Reputation: 19
I have a data frame with N participants. Each participant has 50 trials, half of them with condition A and half with condition B. In each trial, they either got 0 or 1 in a certain variable. I need to count the occurrences of the 0's or 1's for each participant, in each of the conditions.
so far, i tried something like this:
the_answer = aggregate(certain_variable==0 ~ participant, data = data[data$condition=="A" , ], FUN = sum, na.rm = TRUE).
The problem is I always get a different number of participants in my results, instead of getting the same N participants, with different counting of the variables...

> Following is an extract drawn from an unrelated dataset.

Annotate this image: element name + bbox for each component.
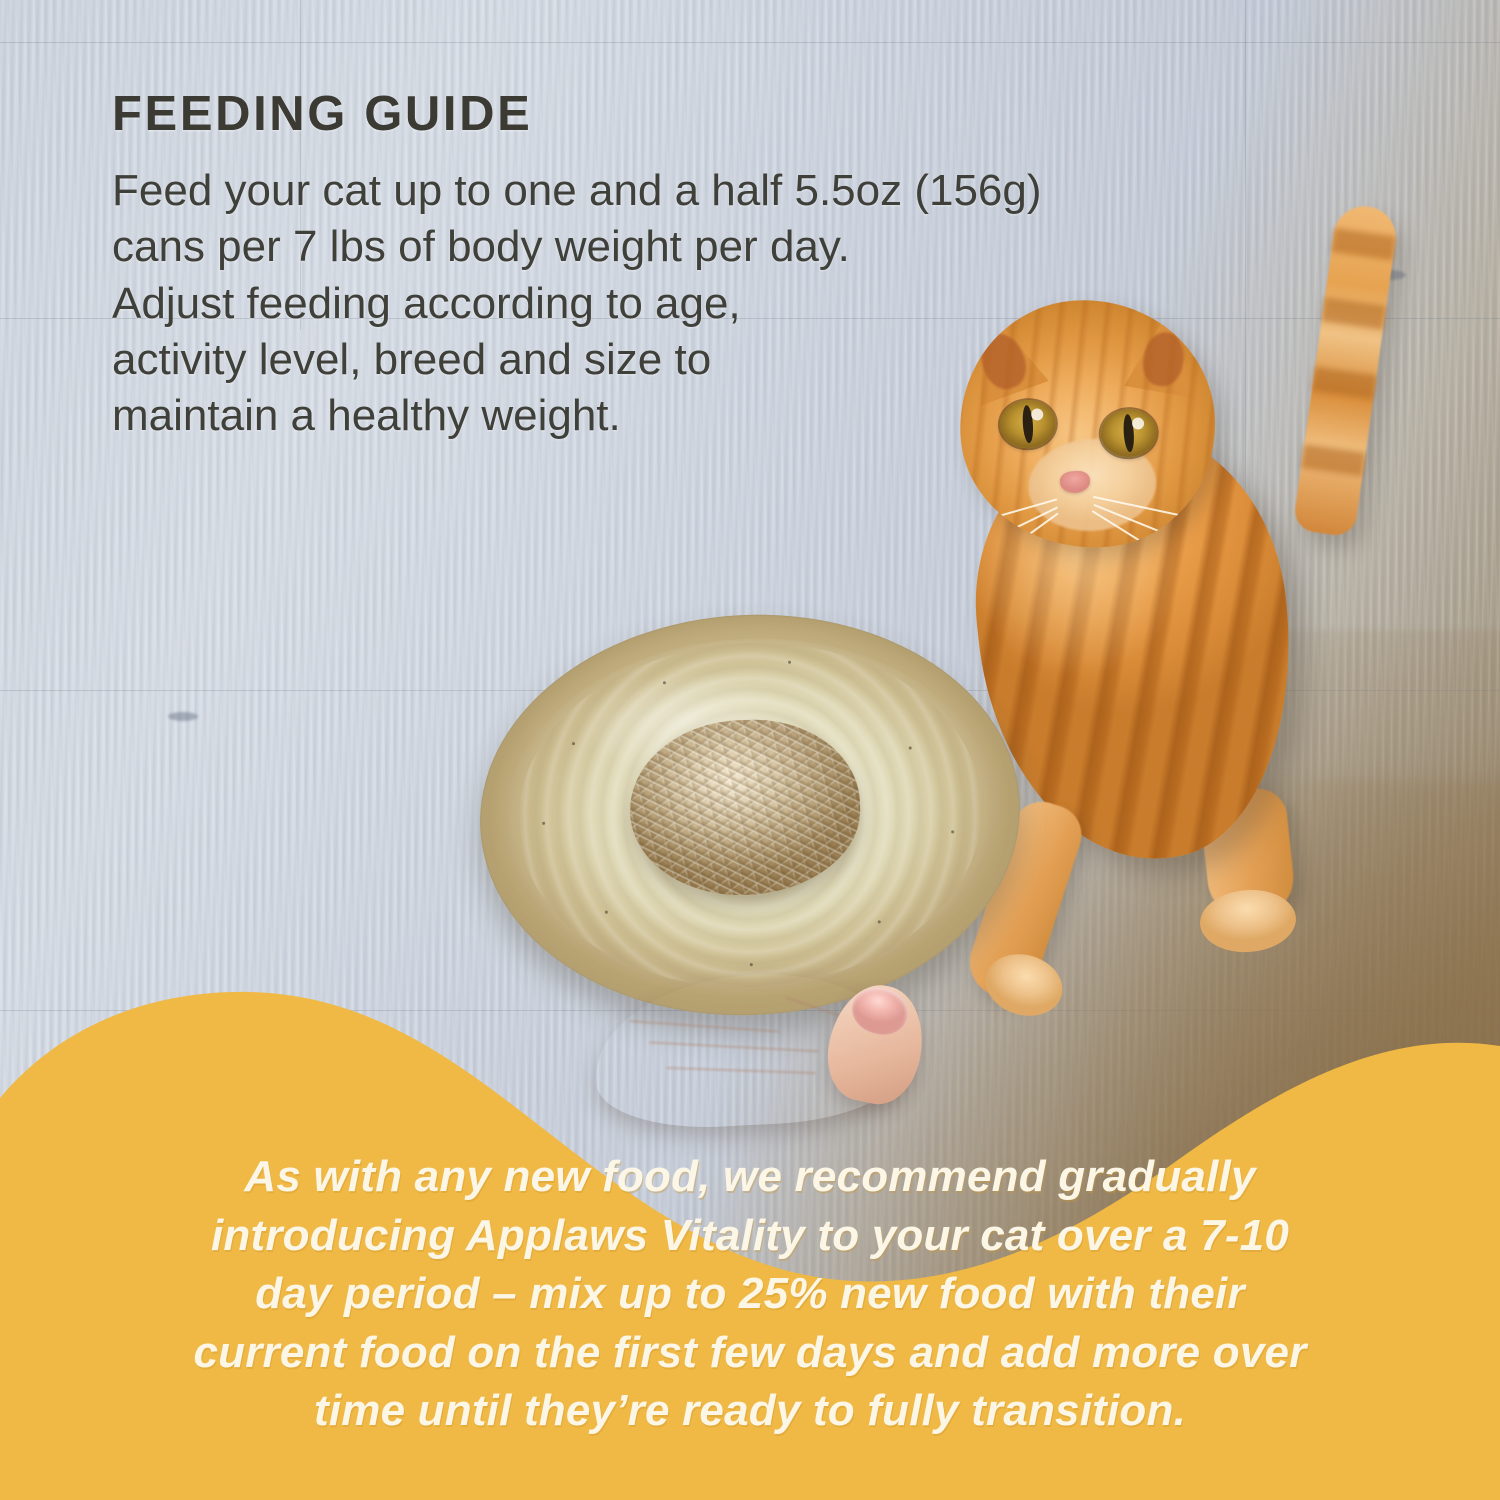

Hope i was clear enough... I would really appreciate any help...
thanks!
Upvotes: 0
Views: 1129
Reputation: 4232
###########################################################################
# Set-up
###########################################################################
# Packages
library(tibble)
libary(dplyr)
# Simulation parameters
set.seed(123)
participant_n <- 3
trial_n <- 50
trials_per_arm <- trial_n * 0.5
outcome_prob_A <- 0.8
outcome_prob_B <- 0.2
###########################################################################
# Simulate data
###########################################################################
# Participant and trials structure
data <- tibble(
participant = rep(1:participant_n, trial_n),
trial = rep(1:trial_n, each = participant_n),
)
# Randomly assign half of the trials to each condition, letting the trials
# assigned vary across participants
data <- data %>%
group_by(participant) %>%
mutate(
condition = sample(rep(c("A", "B"), trials_per_arm),
trial_n,
replace = FALSE),
outcome = case_when(
condition == "A" ~ rbinom(n(), 1, outcome_prob_A),
condition == "B" ~ rbinom(n(), 1, outcome_prob_B)
)
)
#> # A tibble: 150 x 4
#> # Groups: participant [3]
#> participant trial condition outcome
#> <int> <int> <chr> <int>
#> 1 1 1 A 1
#> 2 2 1 A 1
#> 3 3 1 B 0
#> 4 1 2 A 1
#> 5 2 2 B 0
#> 6 3 2 B 1
#> 7 1 3 B 1
#> 8 2 3 A 1
#> 9 3 3 B 0
#> 10 1 4 A 1
#> # ... with 140 more rows
data %>%
group_by(participant, condition, outcome) %>%
tally() %>%
ungroup()
#> # A tibble: 12 x 4
#> participant condition outcome n
#> <int> <chr> <int> <int>
#> 1 1 A 0 2
#> 2 1 A 1 23
#> 3 1 B 0 21
#> 4 1 B 1 4
#> 5 2 A 0 5
#> 6 2 A 1 20
#> 7 2 B 0 22
#> 8 2 B 1 3
#> 9 3 A 0 4
#> 10 3 A 1 21
#> 11 3 B 0 22
#> 12 3 B 1 3
# If you just want counts for each outcome for each condition:
data %>%
group_by(condition, outcome) %>%
tally() %>%
ungroup()
#> # A tibble: 4 x 3
#> condition outcome n
#> <chr> <int> <int>
#> 1 A 0 11
#> 2 A 1 64
#> 3 B 0 65
#> 4 B 1 10
Upvotes: 1